First Event on 31st August 2007 - 100 EIS shares were sold and  
upon this event the amount of the ‘relevant gain’ will come back into  
charge and be reduced by any taper relief due. No Entrepreneurs’  
Relief is due at this time This proportion of the deferred £1,000,000  
gain will be 100/1,000 =. £600,000
Deferred gain remaining £5,400,000
   
Second Event on 20th August 2010 - Taper relief has now been  
withdrawn but Entrepreneurs’ Relief may be considered on the  
assumption that Entrepreneurs’ Relief existed at the time of the  
disposal of the original shares in May 2004 and if L makes a claim.  
   
This is the ‘first relevant event’. 900 relevant shares remain before  
this event out of the 1000 total. The proportion of the deferred  
£6,000,000 gain will be 900/1,000 = £5,400,000.  
   
L has previously made claims that have used £1,500,000 of her  
lifetime limit for Entrepreneurs’ Relief (unrelated to the EIS shares).  

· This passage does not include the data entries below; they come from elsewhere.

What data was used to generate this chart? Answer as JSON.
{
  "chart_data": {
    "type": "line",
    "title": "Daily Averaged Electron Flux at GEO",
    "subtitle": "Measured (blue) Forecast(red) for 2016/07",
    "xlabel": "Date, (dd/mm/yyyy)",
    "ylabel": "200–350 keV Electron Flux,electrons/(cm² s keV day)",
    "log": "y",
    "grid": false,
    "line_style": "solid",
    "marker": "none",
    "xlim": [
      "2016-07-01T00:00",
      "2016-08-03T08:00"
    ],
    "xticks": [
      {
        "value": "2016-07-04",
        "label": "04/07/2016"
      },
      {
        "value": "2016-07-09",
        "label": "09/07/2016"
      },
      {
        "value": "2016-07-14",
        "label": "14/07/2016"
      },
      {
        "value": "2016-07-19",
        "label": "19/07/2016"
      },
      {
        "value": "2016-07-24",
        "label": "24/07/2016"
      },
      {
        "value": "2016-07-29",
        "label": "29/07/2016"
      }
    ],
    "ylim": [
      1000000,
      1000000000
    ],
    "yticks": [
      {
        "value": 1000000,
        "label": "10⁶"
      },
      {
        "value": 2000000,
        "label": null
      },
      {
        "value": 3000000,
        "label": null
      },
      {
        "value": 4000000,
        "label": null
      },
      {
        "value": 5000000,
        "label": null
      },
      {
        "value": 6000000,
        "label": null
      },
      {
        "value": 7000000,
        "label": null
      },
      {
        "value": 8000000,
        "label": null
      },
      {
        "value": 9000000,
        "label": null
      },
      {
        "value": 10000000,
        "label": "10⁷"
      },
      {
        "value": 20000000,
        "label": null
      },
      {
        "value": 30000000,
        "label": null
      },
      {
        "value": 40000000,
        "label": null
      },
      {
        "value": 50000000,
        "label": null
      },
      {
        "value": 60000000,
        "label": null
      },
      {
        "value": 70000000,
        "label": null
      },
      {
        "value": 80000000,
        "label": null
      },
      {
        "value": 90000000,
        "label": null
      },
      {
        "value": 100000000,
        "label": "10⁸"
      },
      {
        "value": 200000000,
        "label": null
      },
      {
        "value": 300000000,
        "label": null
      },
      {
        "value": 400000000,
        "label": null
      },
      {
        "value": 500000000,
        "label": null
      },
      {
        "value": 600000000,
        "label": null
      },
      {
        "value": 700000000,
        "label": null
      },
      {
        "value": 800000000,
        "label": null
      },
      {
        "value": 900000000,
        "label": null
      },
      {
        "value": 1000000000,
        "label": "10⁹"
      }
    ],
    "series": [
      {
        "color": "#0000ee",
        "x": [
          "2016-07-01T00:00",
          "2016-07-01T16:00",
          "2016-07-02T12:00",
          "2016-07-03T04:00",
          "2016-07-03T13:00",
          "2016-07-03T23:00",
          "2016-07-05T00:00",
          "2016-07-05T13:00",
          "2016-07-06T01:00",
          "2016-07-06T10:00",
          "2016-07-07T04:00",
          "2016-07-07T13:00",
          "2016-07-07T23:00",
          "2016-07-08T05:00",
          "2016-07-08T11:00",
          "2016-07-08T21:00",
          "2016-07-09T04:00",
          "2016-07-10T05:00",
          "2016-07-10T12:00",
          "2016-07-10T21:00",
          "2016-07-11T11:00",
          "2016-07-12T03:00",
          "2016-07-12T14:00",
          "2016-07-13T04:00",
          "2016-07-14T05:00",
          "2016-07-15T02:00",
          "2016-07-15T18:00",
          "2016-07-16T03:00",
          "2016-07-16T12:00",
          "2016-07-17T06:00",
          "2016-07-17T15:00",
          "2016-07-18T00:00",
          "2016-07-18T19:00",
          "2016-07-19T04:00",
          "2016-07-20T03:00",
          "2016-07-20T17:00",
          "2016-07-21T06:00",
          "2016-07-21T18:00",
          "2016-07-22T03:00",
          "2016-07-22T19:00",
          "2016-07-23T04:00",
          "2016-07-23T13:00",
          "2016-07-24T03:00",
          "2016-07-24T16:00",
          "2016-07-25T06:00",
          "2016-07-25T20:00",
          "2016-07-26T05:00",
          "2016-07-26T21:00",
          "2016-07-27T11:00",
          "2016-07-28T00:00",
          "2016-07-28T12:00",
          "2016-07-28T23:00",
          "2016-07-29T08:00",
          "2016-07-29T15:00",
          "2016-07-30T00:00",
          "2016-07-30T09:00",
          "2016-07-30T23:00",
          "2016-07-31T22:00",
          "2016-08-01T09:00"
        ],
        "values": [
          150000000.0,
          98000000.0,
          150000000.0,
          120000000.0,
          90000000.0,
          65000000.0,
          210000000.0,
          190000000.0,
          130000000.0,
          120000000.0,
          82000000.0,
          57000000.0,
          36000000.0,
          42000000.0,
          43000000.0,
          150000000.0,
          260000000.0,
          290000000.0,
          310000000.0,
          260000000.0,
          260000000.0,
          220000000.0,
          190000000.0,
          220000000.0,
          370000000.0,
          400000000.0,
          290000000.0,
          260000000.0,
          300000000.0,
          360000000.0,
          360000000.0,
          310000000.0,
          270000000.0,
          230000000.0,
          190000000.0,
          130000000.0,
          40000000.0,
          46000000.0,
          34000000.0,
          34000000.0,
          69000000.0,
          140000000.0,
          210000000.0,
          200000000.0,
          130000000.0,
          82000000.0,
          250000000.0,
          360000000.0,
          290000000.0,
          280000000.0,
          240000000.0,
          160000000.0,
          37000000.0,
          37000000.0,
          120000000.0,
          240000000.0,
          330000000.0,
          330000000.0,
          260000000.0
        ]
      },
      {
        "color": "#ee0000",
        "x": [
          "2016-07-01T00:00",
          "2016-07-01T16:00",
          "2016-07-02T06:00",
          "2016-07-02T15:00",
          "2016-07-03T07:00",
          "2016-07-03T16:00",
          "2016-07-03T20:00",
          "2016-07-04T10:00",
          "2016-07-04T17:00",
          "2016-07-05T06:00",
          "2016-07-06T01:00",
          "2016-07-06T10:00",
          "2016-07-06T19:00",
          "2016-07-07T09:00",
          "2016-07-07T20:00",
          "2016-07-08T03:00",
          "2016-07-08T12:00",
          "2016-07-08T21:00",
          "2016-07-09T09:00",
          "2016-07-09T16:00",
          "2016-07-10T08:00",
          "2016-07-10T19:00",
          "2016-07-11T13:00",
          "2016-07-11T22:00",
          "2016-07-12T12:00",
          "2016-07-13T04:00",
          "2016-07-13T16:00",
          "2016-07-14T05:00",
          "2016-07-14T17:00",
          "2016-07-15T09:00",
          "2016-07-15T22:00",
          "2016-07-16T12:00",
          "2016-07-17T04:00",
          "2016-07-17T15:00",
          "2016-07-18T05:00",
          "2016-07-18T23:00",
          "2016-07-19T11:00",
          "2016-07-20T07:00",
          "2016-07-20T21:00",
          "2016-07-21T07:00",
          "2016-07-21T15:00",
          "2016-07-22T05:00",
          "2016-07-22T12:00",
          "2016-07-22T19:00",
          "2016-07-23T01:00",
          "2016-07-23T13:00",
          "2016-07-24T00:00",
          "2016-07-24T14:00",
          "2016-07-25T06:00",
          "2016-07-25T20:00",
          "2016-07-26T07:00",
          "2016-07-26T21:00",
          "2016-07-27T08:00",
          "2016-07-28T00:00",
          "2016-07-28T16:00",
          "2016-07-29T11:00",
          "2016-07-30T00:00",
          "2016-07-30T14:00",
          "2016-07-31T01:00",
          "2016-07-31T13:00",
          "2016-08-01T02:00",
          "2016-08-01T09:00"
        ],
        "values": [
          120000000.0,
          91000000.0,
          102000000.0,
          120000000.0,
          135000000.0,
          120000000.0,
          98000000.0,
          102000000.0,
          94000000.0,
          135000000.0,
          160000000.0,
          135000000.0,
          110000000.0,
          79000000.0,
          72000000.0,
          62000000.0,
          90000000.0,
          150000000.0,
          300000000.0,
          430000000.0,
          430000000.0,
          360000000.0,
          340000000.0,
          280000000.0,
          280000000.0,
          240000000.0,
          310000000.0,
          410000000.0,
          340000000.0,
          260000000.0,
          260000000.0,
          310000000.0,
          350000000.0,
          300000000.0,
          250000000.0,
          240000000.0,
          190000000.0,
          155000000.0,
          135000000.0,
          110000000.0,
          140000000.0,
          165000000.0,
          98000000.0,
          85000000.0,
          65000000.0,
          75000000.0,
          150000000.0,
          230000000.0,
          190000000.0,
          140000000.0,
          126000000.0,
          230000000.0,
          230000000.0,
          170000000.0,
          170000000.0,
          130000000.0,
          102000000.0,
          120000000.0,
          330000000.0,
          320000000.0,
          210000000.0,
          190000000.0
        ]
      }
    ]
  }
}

The effect of making a claim in respect of the deferred gain is to  
create a separate gain of £3,500,000 (the balance of her lifetime  
limit) that is chargeable at the 10% rate.  
   
This is a separate gain to that part of the deferred gain which is not  
reduced by the application of Entrepreneurs’ Relief which is  
£1,900,000.  
   
But because not all of the relevant shares are the subject of this  
legislation first apportion the overall deferred gain that is subject to  
the claim (before any restriction under the lifetime limit) by  
reference to the 300 shares disposed of and the number of shares  
held immediately before that disposal: 300/900 x £5,400,000 = £1,800,000
   
This is less than the amount of gain qualifying for Entrepreneur’s  
Relief so is all charged at the 10% Entrepreneurs’ Relief rate. £180,000
     
  Therefore £1,700,000 (£3,500,000 - £1,800,000) of the  
  Entrepreneurs’ Relief gain remains deferred together with the  
  balance of deferred gain of.£1,900,000.  
     
  Third Event on 17th July 2011 - 600 of the 900 shares held  
  immediately before the ‘first relevant event’ are sold so the  
  remaining 600/900 of the£5,400,000 gains subject to  
  Entrepreneurs’ Relief claim accrues = £3,600,000
     
  Of this amount, £1,700,000 represents the gain qualifying for  
  Entrepreneurs’ Relief. £1,700,000
     
  Tax at the 10% Entrepreneurs’ Relief rate. £170,000
     
  The balance is charged at L’s normal CGT rate of 28%. £1,900,000
     
  Tax at (say) the 28% CGT rate. £532,000
     
  Total Capital Gains Tax. £702,000

These examples ignore the availability of the Annual Exempt Amount.